[Colloq] Talk, Monday, 12noon, 366 WVH

Rachel Kalweit rachelb at ccs.neu.edu
Thu Feb 3 16:14:26 EST 2005


CCIS Colloquia Presents:
New techniques for large-scale phylogeny

Tandy Warnow
The Program for Evolutionary Dynamics at Harvard
The University of Texas at Austin

Date:Feb 07, 2005
Talk:12:00pm, 366 West Village H

Abstract

The Tree of Life initiative -- to reconstruct the evolutionary history 
of all organisms -- is the computational grand challenge of evolutionary 
biology.

Current methods are limited to problems several orders of magnitude 
smaller and also fail to provide sufficient accuracy at the high end of 
their range.

The Cyberinfrastructure for Phylogenetic Research (CIPRes) project, 
recently funded by a $11.6M Information Technology Grant from the NSF, 
funds 33 investigators from 13 institutions, to help develop the 
computational infrastructure for evolutionary biologists so that they 
can analyze large datasets. The group contains biologists, 
mathematicians, statisticians, and computer scientists, working together 
to formulate more meaningful stochastic models of sequence and genome 
evolution, to develop novel algorithms to analyze large datasets, and to 
develop novel database technology appropriate for phylogeny reconstruction.

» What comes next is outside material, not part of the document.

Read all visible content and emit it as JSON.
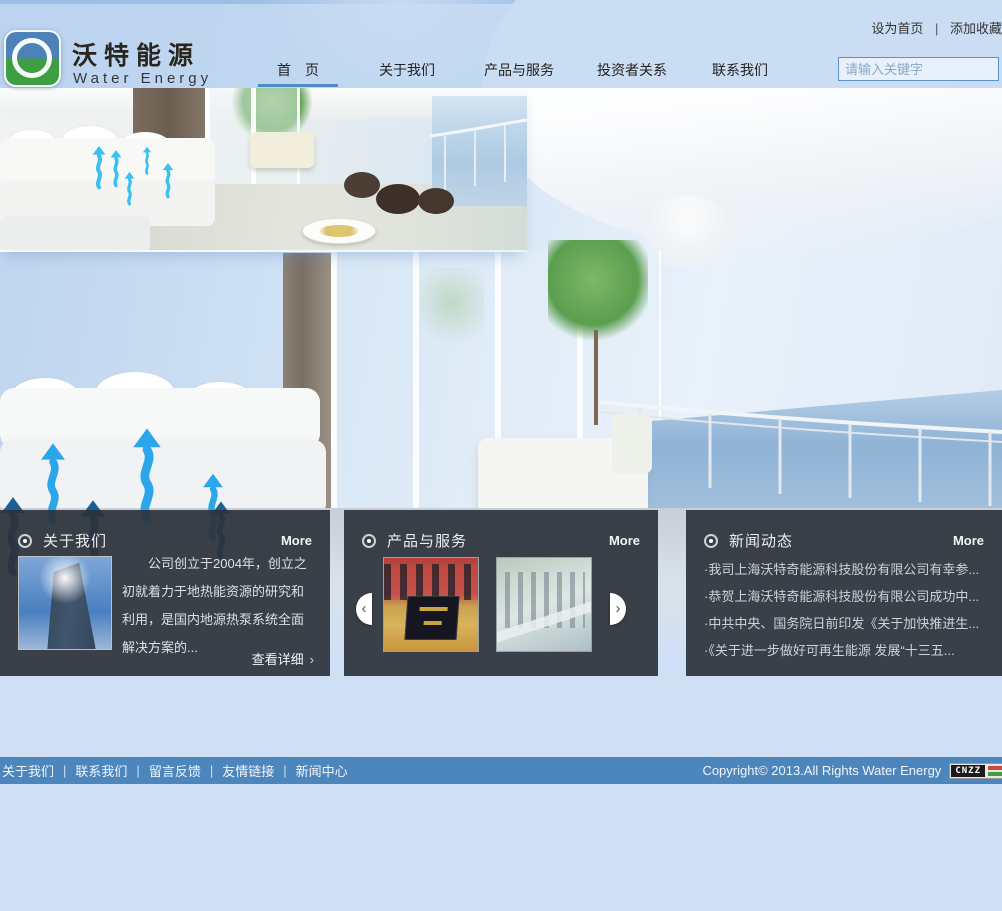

In this talk, I will describe the activity in the CIPRES project, and 
show progress my group is making towards enabling highly accurate 
phylogenetic analyses of large datasets under the major NP-hard 
optimization problems, Maximum Parsimony and Maximum Likelihood. Our 
current techniques are able to analyze datasets containing thousands of 
taxa much faster than the current best methods available.

Biography

Tandy Warnow is Professor of Computer Sciences at the University of 
Texas at Austin. Her research combines mathematics, computer science, 
and statistics to develop improved models and algorithms for 
reconstructing complex and large-scale evolutionary histories in both 
biology and historical linguistics. She is on the board of directors of 
the International Society for Computational Biology, and previously was 
the Co-Director of the Center for Computational Biology and 
Bioinformatics at the University of Texas at Austin. Tandy received the 
National Science Foundation Young Investigator Award in 1994, and the 
David and Lucile Packard Foundation Award in Science and Engineering in 
1996. She is currently focusing her efforts on the CIPRES Project 
(www.phylo.org, Cyber-Infrastructure for Phylogenetic Research), which 
is an NSF-funded project to help build a national computational 
infrastructure for large-scale phylogenetic reconstruction.